Expanding Beyond Breast and Lung Cancer
Currently supporting breast and lung cancer patients, Manta plans to add prostate and colorectal cancers next. While the model could extend to any complex condition imposing significant burden on patients and families – fertility and rare diseases generate the most outside interest – the company remains laser-focused on oncology for now.
“When someone gets diagnosed with cancer, they should get access to a map like the one we’re building,” Daswani says. “That feeling of not knowing where you are and that loss of control in a place where we actually know what the map looks like – for me, that’s not acceptable.”
The company has already earned recognition from those who matter most: Patients. Recent honors include Advocate Health’s #LovedOneStandard Award and the Corinne Leach Patient Experience Award at CancerX, both selected by patient communities.
A Different Kind of Fight
For the millions diagnosed with cancer annually, Manta represents something fundamental: The recognition that patients shouldn’t have to fight two battles at once.
“We often talk about ‘fighting cancer,’ but the truth is, we’re up against two battles – one against the disease and one against a system that was never designed for patients,” Daswani reflects. “Manta exists so people don’t have to fight both at once.”

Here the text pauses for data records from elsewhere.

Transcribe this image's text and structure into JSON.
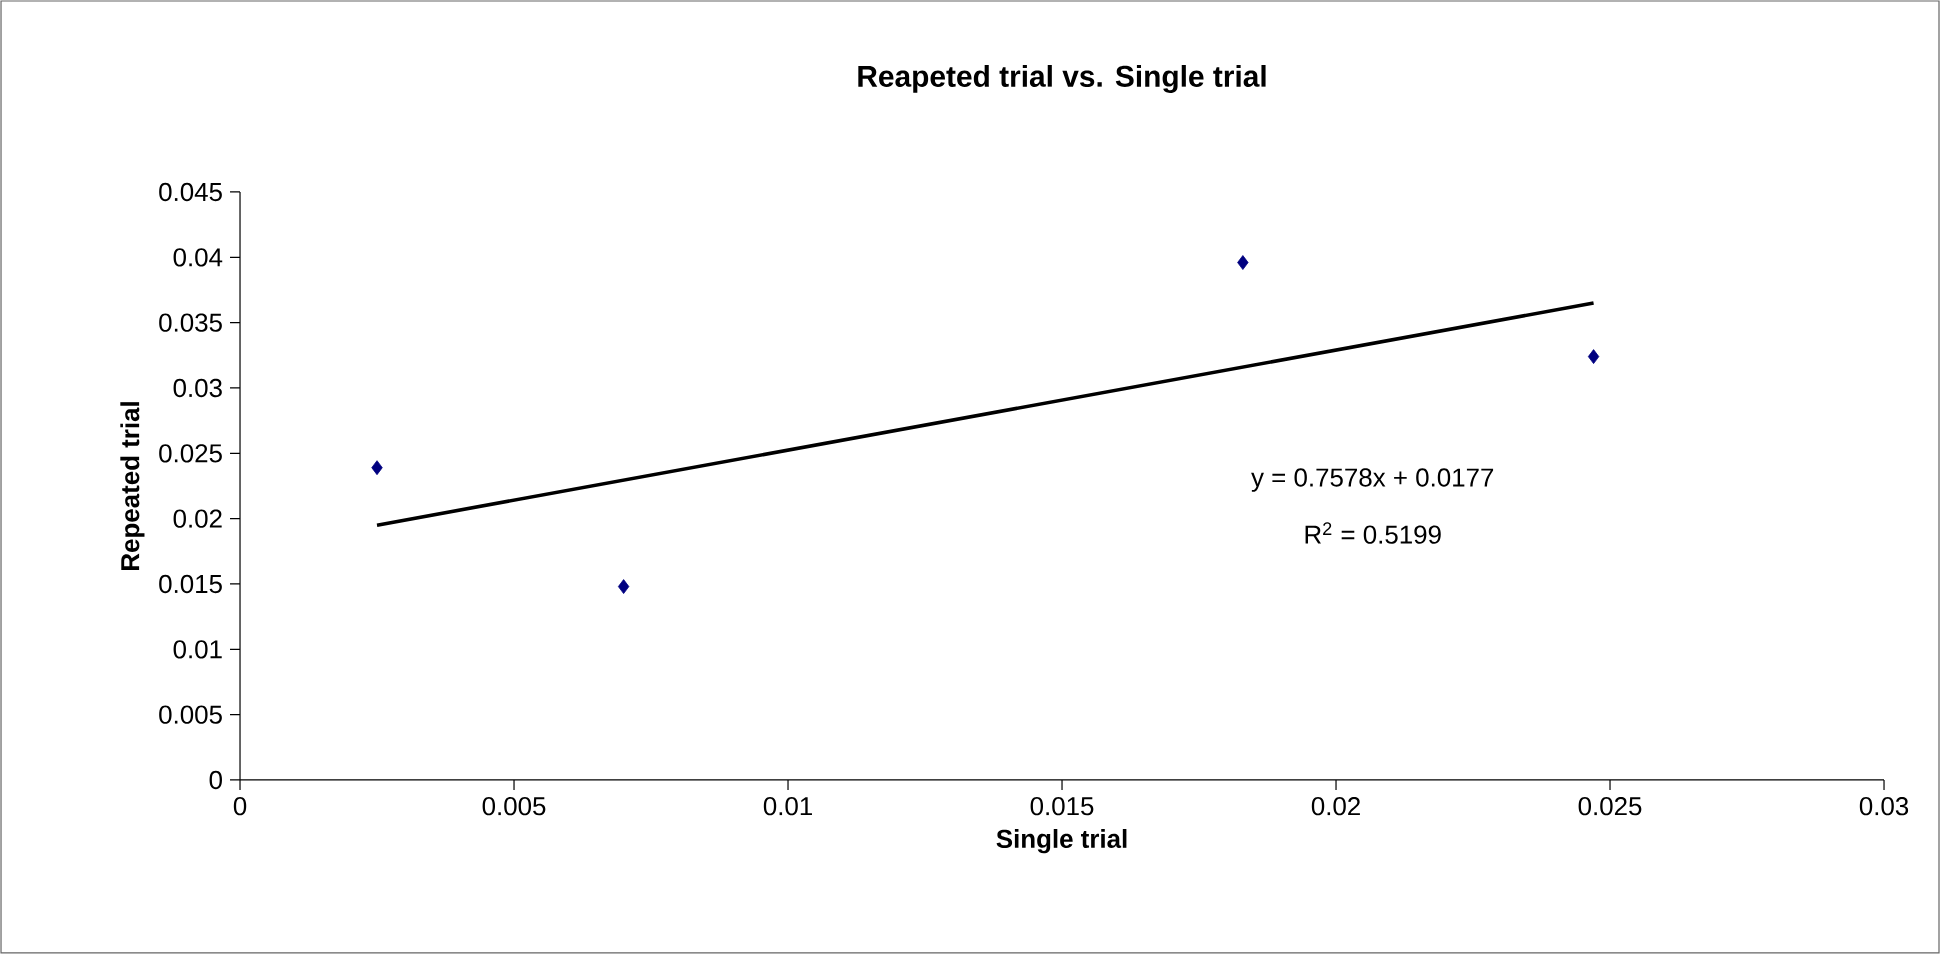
{
  "chart_data": {
    "type": "scatter",
    "title": "Reapeted trial vs. Single trial",
    "xlabel": "Single trial",
    "ylabel": "Repeated trial",
    "series": [
      {
        "color": "#000080",
        "x": [
          0.0025,
          0.007,
          0.0183,
          0.0247
        ],
        "values": [
          0.0239,
          0.0148,
          0.0396,
          0.0324
        ]
      },
      {
        "type": "line",
        "color": "#000000",
        "marker": "none",
        "x": [
          0.0025,
          0.0247
        ],
        "values": [
          0.0195,
          0.0365
        ]
      }
    ],
    "marker": "diamond",
    "xlim": [
      0,
      0.03
    ],
    "ylim": [
      0,
      0.045
    ],
    "xticks": [
      0,
      0.005,
      0.01,
      0.015,
      0.02,
      0.025,
      0.03
    ],
    "yticks": [
      0,
      0.005,
      0.01,
      0.015,
      0.02,
      0.025,
      0.03,
      0.035,
      0.04,
      0.045
    ],
    "annotations": [
      "y = 0.7578x + 0.0177",
      "R$^{2}$ = 0.5199"
    ]
  }
}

As healthcare increasingly embraces patient-centered design, Manta’s approach – building with rather than for patients, partnering across the ecosystem rather than disrupting it, and focusing on navigation rather than information – offers a blueprint for meaningful change.
The platform remains free for all users, available at mantacares.com. For those facing cancer’s dual battles, it’s the roadmap they shouldn’t have to create themselves.